Access Type

Open Access Dissertation

Date of Award

January 2017

Degree Type


Degree Name



Pharmaceutical Sciences

First Advisor

Fei Chen


Arsenic is a well-recognized environmental health threat with the capability of inducing a number of human diseases, including cancer. The aim of this dissertation is to unveil the mechanisms underlying the carcinogenic activities of environmental arsenic. The biological functions of arsenic had been studied for decades. However, there are still many questions that remain to be fully answered, such as whether and how arsenic contributes to the epigenetic regulations and migration or metastasis control of the cancer cells. In this regard, we focused our attention on both histone modifications and miRNA regulations in the arsenic-induced malignant transformation of the cells, and tried to establish the signaling cascades that mediate arsenic-induced transformation. Furthermore, we investigated the downstream functional pathways related to malignancy through biochemical and proteomics analyses. Based on the results from the first specific aim, we had demonstrated that long term treatment of the cells with arsenic at concentrations that are comparable to environment arsenic exposure is able to induce EZH2 phosphorylation that facilitates its cytoplasmic localization, and the expression of c-myc.
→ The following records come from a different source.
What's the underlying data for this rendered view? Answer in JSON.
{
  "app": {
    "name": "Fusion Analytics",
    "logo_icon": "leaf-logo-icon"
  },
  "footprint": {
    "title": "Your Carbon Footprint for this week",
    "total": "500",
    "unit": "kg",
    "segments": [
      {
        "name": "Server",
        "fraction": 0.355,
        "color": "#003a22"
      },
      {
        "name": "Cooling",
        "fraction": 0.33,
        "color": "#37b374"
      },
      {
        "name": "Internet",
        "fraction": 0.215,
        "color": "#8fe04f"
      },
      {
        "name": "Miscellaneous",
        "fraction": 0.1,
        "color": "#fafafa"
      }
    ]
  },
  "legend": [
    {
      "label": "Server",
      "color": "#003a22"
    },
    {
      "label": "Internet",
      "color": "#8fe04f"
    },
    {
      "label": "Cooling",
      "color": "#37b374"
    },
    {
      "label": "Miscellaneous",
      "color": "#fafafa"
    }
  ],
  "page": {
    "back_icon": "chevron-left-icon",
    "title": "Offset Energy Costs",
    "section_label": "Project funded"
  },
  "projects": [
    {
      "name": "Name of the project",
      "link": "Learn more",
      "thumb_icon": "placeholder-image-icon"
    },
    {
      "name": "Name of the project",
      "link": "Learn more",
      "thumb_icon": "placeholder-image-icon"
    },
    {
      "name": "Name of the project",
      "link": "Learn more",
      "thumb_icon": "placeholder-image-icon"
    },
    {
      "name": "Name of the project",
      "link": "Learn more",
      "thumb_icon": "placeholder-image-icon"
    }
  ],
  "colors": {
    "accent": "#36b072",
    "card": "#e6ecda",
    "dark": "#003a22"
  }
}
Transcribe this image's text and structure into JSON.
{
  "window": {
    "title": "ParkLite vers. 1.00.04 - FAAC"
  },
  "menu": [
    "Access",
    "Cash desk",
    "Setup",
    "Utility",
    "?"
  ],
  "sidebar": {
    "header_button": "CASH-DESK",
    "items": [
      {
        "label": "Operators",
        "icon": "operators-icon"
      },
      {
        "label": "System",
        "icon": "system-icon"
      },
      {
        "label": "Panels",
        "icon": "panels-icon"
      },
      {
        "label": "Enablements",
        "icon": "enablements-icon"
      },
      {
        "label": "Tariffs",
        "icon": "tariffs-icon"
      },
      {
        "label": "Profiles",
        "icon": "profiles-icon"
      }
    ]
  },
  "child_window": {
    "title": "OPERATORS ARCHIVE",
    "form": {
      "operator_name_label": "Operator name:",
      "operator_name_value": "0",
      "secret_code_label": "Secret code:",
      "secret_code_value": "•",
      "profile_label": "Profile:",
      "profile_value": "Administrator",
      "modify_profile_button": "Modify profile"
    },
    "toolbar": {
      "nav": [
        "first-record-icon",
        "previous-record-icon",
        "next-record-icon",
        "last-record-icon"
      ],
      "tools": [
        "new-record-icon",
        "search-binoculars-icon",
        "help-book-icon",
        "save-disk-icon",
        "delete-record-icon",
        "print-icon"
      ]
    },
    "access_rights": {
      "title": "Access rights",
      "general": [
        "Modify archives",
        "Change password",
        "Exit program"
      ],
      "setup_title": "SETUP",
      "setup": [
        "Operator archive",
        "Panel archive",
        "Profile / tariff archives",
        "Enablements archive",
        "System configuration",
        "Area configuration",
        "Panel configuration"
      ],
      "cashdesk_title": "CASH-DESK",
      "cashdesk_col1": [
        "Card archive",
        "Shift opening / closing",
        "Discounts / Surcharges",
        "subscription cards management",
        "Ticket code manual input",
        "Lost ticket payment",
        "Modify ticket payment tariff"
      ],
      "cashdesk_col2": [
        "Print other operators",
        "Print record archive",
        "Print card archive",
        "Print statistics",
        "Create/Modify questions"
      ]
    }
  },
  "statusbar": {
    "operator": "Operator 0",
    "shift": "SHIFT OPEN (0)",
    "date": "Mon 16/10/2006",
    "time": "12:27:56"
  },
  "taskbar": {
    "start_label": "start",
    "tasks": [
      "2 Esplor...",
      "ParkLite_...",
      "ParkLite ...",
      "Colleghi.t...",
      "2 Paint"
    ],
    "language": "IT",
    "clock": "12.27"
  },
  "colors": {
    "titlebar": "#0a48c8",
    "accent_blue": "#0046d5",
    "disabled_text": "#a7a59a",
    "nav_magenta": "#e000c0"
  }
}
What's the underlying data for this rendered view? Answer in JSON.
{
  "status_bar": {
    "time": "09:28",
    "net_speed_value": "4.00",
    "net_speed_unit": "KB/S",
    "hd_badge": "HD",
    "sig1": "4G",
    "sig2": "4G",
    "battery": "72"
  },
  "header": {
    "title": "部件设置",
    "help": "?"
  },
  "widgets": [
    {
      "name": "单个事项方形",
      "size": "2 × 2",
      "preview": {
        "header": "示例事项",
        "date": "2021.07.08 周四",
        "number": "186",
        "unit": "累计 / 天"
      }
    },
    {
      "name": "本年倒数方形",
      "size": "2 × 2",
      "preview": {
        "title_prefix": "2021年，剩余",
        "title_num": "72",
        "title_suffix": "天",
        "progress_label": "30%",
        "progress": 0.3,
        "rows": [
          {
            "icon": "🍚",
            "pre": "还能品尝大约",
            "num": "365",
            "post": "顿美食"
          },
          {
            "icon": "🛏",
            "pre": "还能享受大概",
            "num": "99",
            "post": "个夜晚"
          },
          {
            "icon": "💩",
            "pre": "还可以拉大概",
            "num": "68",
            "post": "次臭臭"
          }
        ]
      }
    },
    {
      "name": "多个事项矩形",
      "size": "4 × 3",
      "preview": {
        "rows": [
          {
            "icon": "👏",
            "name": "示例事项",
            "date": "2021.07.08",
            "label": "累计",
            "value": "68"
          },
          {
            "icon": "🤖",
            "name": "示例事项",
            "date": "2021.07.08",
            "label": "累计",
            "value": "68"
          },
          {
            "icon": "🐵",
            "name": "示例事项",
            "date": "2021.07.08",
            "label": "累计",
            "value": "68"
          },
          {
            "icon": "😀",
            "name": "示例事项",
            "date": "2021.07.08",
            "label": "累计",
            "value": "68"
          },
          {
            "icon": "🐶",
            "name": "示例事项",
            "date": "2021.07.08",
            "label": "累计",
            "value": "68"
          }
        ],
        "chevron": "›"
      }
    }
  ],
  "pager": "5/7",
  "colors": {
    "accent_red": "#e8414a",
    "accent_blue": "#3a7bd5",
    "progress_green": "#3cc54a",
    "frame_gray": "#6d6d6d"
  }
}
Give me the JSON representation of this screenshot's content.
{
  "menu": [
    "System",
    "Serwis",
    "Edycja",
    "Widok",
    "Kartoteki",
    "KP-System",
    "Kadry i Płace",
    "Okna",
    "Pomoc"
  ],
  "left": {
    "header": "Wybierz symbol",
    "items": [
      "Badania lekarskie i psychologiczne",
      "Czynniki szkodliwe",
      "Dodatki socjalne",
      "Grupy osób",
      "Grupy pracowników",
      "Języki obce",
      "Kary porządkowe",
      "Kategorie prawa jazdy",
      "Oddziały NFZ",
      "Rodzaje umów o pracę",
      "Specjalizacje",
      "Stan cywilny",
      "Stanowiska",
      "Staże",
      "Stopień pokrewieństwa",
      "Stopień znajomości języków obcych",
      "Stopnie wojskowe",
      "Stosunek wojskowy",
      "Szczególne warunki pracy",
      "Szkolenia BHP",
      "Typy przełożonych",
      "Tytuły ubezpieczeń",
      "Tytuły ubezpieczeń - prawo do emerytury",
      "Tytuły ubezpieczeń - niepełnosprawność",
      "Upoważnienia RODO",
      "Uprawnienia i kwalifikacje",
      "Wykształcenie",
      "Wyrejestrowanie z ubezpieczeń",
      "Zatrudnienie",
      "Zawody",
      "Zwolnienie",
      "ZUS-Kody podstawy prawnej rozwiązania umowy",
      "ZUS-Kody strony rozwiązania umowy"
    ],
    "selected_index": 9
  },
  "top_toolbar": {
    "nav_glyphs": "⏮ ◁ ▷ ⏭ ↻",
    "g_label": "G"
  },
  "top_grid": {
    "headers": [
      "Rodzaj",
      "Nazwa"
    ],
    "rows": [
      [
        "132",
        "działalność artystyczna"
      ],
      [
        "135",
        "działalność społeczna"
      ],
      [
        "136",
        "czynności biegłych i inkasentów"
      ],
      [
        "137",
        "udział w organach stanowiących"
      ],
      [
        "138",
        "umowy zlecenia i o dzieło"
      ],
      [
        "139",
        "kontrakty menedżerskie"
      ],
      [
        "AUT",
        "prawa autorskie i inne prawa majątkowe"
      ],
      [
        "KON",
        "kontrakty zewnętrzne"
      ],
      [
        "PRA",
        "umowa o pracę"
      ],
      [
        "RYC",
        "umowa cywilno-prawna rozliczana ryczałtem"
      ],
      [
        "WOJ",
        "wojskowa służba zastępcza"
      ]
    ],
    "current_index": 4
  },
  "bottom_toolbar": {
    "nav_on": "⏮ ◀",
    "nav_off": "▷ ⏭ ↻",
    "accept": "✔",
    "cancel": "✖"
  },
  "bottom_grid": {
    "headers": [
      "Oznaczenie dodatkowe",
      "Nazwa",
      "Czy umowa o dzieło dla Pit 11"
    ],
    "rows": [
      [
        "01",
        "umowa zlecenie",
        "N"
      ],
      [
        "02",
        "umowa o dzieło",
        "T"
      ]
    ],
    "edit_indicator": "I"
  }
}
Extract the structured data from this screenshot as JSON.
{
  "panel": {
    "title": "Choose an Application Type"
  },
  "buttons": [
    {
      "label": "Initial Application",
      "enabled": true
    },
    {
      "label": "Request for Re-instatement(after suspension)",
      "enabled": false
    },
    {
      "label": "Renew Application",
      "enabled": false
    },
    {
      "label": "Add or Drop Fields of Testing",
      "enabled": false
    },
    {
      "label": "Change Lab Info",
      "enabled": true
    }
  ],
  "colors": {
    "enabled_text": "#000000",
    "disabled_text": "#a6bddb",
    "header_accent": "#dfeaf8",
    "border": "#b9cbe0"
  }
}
Meanwhile, we also noted that long-term treatment of the cells with arsenic induces expression of miR-214 and miR-199a along with a metabolic reprogramming of the cells from mitochondrial oxidative phosphorylation to cytoplasmic glycolysis (Warburg Effects). In the second specific aim, we further identified interaction of mdig and Filamin A phosphorylation that is involved in cell motility and migration induced by arsenic. Collectively, our studies on the novel pathways induced by arsenic provide new insights for the carcinogenetic mechanism of arsenic and shed light on the prevention and promising therapeutic strategies for human cancers that are associated with environmental arsenic exposure.